Some random thoughts on the South Carolina floods.
How Capricious Thou Art
|
Suggestion: Trust somebody else. |
Lots of people are placing the blame for this once a millennium flooding on God.
Michelle Bachmann says the floods are punishment for the United States not being sufficiently pro-Israel. Michelle doesn't explain why God would choose the rightmost notch of the Bible Belt for His wraith.
Pat Robertson says gay marriage is the reason and God will eventually flood all fifty states - Texas was first, then South Carolina. Given the politics of both of the states He was more likely punishing them for opposed marriage equality.

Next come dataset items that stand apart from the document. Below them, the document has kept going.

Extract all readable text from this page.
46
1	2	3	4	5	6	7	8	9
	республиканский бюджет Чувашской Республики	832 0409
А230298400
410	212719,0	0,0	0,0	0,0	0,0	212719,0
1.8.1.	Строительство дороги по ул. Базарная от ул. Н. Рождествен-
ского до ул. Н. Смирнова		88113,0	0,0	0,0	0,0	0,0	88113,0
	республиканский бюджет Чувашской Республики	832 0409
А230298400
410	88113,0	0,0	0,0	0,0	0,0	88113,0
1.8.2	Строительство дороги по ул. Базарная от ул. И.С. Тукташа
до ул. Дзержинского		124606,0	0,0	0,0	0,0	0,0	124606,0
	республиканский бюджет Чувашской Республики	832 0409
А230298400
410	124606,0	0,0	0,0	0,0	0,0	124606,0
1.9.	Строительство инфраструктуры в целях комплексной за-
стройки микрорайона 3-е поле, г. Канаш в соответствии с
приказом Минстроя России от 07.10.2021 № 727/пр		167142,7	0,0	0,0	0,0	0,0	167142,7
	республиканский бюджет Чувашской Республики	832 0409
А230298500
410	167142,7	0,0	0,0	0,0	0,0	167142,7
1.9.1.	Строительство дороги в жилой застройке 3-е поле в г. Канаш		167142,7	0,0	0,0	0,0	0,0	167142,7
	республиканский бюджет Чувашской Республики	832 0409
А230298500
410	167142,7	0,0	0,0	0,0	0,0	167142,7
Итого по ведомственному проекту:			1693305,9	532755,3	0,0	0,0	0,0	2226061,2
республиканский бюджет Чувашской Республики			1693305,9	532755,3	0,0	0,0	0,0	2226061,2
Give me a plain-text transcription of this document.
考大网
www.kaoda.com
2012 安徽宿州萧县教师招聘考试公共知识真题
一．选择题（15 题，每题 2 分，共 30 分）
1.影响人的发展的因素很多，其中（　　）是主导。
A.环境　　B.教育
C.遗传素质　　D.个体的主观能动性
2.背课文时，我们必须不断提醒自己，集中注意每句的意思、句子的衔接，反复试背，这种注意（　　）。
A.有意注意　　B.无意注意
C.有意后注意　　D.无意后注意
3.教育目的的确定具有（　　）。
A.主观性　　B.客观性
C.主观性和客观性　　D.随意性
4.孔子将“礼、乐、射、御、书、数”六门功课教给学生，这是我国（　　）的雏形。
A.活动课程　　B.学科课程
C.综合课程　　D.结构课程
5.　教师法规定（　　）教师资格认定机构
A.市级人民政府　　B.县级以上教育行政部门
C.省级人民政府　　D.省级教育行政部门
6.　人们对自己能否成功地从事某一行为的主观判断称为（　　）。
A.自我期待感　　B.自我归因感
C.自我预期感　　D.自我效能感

By the way, Pat, there will probably be flooding in California this winter. I don't have to be a religious prophet to predict this. I just need to know the nature of the cyclical oscillations of water temperatures in the eastern tropical Pacific Ocean.
Two Feet
|
This sandwich is two feet tall. |
Parts of South Carolina had over two feet of rain. It's hard to picture how much rain that is. It is two years worth of rain for Southern California. I did the math, enough rain fell on the city of Charleston, SC this week to supply their 130,000 residents with all their water needs for a decade. Except, it all ran out to sea.
Water, Water, Everywhere, Nor Any Drop to Drink
All that rain means, ironically, that the state capitol, Columbia, has no water. Flood waters breached a levee, draining the reservoir that supplies the city with water. I wanted to make a joke here but can't think of one. If God is responsible (see above) than that bastard has a truly sick sense of humor.
1 comment:
Seems to be the least effective way God could come up with to make his point.
Misdirected passive aggression on His part, perhaps?